Saturday, January 4, 2014

The Internet Can Bite You


Beware the magic pill and the secret cure that doctors hate.

Extracted from
http://www.theatlantic.com/magazine/archive/2014/01/the-dark-lord-of-the-internet/355726/

Jesse Willms, the Dark Lord of the Internet

............His company Just Think Media may have been the most successful Internet venture no one had ever heard of: in 2009, with just 20 employees, it earned more than $100 million in revenue. Few entrepreneurs, past or present, have ever built such a lucrative company so young................. Willms knew that he was the subject of an exhaustive investigation by the Federal Trade Commission. And what this investigation would determine, essentially, was whether Willms, the white-hot e-commerce whiz, was actually one of the most egregious scammers in the history of the Internet. …............between 2007 and 2011, the lawsuit claimed, Willms defrauded consumers of some $467 million by enticing them to sign up for “risk free” product trials and then billing their cards recurring fees for a litany of automatically enrolled services they hadn’t noticed in the fine print. In just a few months, Willms’s companies could charge a consumer hundreds of dollars like this, and making the flurry of debits stop was such a convoluted process for those ensnared by one of his schemes that some customers just canceled their credit cards and opened new ones …............
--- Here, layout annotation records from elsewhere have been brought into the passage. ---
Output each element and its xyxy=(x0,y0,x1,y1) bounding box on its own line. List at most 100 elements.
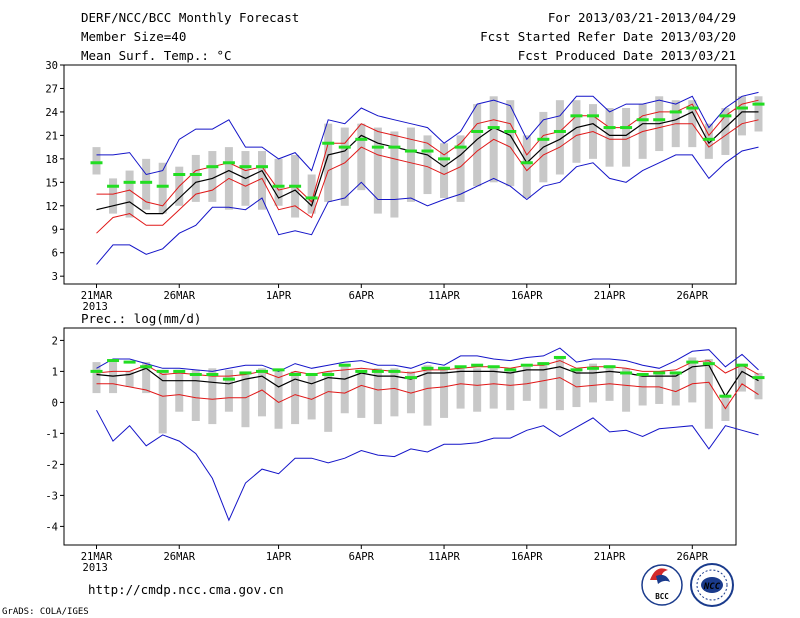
precip-spread-bar xyxy=(555,357,564,411)
precip-mean-line xyxy=(96,364,759,398)
ncc-logo-text: NCC xyxy=(703,582,721,592)
temp-spread-bar xyxy=(258,151,266,210)
temp-spread-bar xyxy=(721,108,730,155)
precip-xtick-label: 1APR xyxy=(266,551,292,563)
precip-max-line xyxy=(96,347,759,372)
precip-xtick-label: 21APR xyxy=(594,551,626,563)
temp-spread-bar xyxy=(324,123,333,202)
temp-spread-bar xyxy=(340,127,349,206)
precip-spread-bar xyxy=(258,368,266,417)
precip-xtick-label: 11APR xyxy=(428,551,460,563)
precip-spread-bar xyxy=(175,369,184,412)
precip-spread-bar xyxy=(224,369,233,412)
grads-credit: GrADS: COLA/IGES xyxy=(2,607,89,617)
temp-spread-bar xyxy=(142,158,151,210)
temp-xtick-label: 21MAR xyxy=(81,290,113,302)
temp-xtick-label: 16APR xyxy=(511,290,543,302)
precip-spread-bar xyxy=(473,368,482,412)
temp-spread-bar xyxy=(605,108,614,167)
precip-min-line xyxy=(96,409,759,522)
forecast-started-date: Fcst Started Refer Date 2013/03/20 xyxy=(480,29,736,44)
temp-spread-bar xyxy=(506,100,515,187)
precip-ytick-label: 2 xyxy=(52,335,58,347)
precip-ytick-label: -2 xyxy=(45,459,58,471)
temp-ytick-label: 18 xyxy=(45,154,58,166)
precip-spread-bar xyxy=(241,371,250,428)
temp-xtick-label: 1APR xyxy=(266,290,292,302)
precip-spread-bar xyxy=(671,371,680,406)
temp-lower-line xyxy=(96,119,759,234)
precip-ytick-label: 1 xyxy=(52,366,58,378)
temp-ytick-label: 6 xyxy=(52,248,58,260)
precip-spread-bar xyxy=(142,362,151,394)
temp-xtick-year: 2013 xyxy=(83,301,108,313)
ncc-logo: NCC xyxy=(690,563,734,607)
temp-spread-bar xyxy=(572,100,581,163)
precip-spread-bar xyxy=(423,365,432,426)
precip-xtick-label: 26MAR xyxy=(163,551,195,563)
temp-xtick-label: 21APR xyxy=(594,290,626,302)
precip-ytick-label: -3 xyxy=(45,490,58,502)
temp-spread-bar xyxy=(423,135,432,195)
temp-ytick-label: 9 xyxy=(52,224,58,236)
precip-spread-bar xyxy=(688,357,697,403)
precip-xtick-label: 21MAR xyxy=(81,551,113,563)
precip-spread-bar xyxy=(324,371,333,432)
temp-spread-bar xyxy=(191,154,200,202)
temp-spread-bar xyxy=(555,100,564,175)
precip-spread-bar xyxy=(655,371,664,404)
member-size-label: Member Size=40 xyxy=(81,29,186,44)
temp-spread-bar xyxy=(440,143,449,198)
temp-ytick-label: 24 xyxy=(45,107,58,119)
temp-xtick-label: 6APR xyxy=(349,290,375,302)
precip-xtick-label: 6APR xyxy=(349,551,375,563)
temp-plot-frame xyxy=(63,64,737,285)
precip-spread-bar xyxy=(704,359,713,429)
temp-spread-bar xyxy=(357,123,366,191)
precip-ytick-label: 0 xyxy=(52,397,58,409)
temp-spread-bar xyxy=(274,158,283,206)
precip-spread-bar xyxy=(92,362,101,394)
temp-spread-bar xyxy=(522,135,531,198)
temp-spread-bar xyxy=(390,131,399,218)
precip-ytick-label: -1 xyxy=(45,428,58,440)
precip-spread-bar xyxy=(638,372,647,406)
precip-spread-bar xyxy=(291,371,300,425)
precip-spread-bar xyxy=(489,368,498,409)
temp-ytick-label: 30 xyxy=(45,60,58,72)
temp-xtick-label: 26APR xyxy=(676,290,708,302)
temp-min-line xyxy=(96,146,759,265)
precip-spread-bar xyxy=(357,369,366,418)
precip-xtick-year: 2013 xyxy=(83,562,108,574)
temp-xtick-label: 11APR xyxy=(428,290,460,302)
temp-ytick-label: 15 xyxy=(45,177,58,189)
temp-spread-bar xyxy=(622,108,631,167)
precip-xtick-label: 26APR xyxy=(676,551,708,563)
temp-mean-line xyxy=(96,111,759,215)
precip-spread-bar xyxy=(109,362,118,394)
precip-spread-bar xyxy=(605,365,614,401)
precip-spread-bar xyxy=(158,372,167,434)
forecast-period: For 2013/03/21-2013/04/29 xyxy=(548,10,736,25)
precip-spread-bar xyxy=(754,372,763,400)
forecast-produced-date: Fcst Produced Date 2013/03/21 xyxy=(518,48,736,63)
precip-spread-bar xyxy=(406,371,415,414)
precip-spread-bar xyxy=(307,372,316,420)
temp-ytick-label: 12 xyxy=(45,201,58,213)
precip-variable-label: Prec.: log(mm/d) xyxy=(81,311,201,326)
temp-ytick-label: 27 xyxy=(45,83,58,95)
temp-spread-bar xyxy=(158,162,167,214)
temp-spread-bar xyxy=(109,178,118,214)
temp-max-line xyxy=(96,91,759,176)
precip-xtick-label: 16APR xyxy=(511,551,543,563)
precip-plot-frame xyxy=(63,327,737,546)
bcc-logo: BCC xyxy=(641,564,683,606)
precip-spread-bar xyxy=(440,366,449,418)
precip-spread-bar xyxy=(208,368,217,425)
source-url: http://cmdp.ncc.cma.gov.cn xyxy=(88,582,284,597)
chart-title: DERF/NCC/BCC Monthly Forecast xyxy=(81,10,299,25)
precip-ytick-label: -4 xyxy=(45,521,58,533)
If you’ve used the Internet at all in the past six years, your cursor has probably lingered over ads for Willms’s Web sites more times than you’d suspect. His pitches generally fit in nicely with what have become the classics of the dubious-ad genre: tropes like photos of comely newscasters alongside fake headlines such as “Shocking Diet Secrets Exposed!”; too-good-to-be-true stories of a “local mom” who “earns $629/day working from home”; clusters of text links for miracle teeth whiteners and “loopholes” entitling you to government grants; and most notorious of all, eye-grabbing animations of disappearing “belly fat” coupled with a tagline promising the same results if you follow “1 weird old trick.” (A clue: the “trick” involves typing in 16 digits and an expiration date.)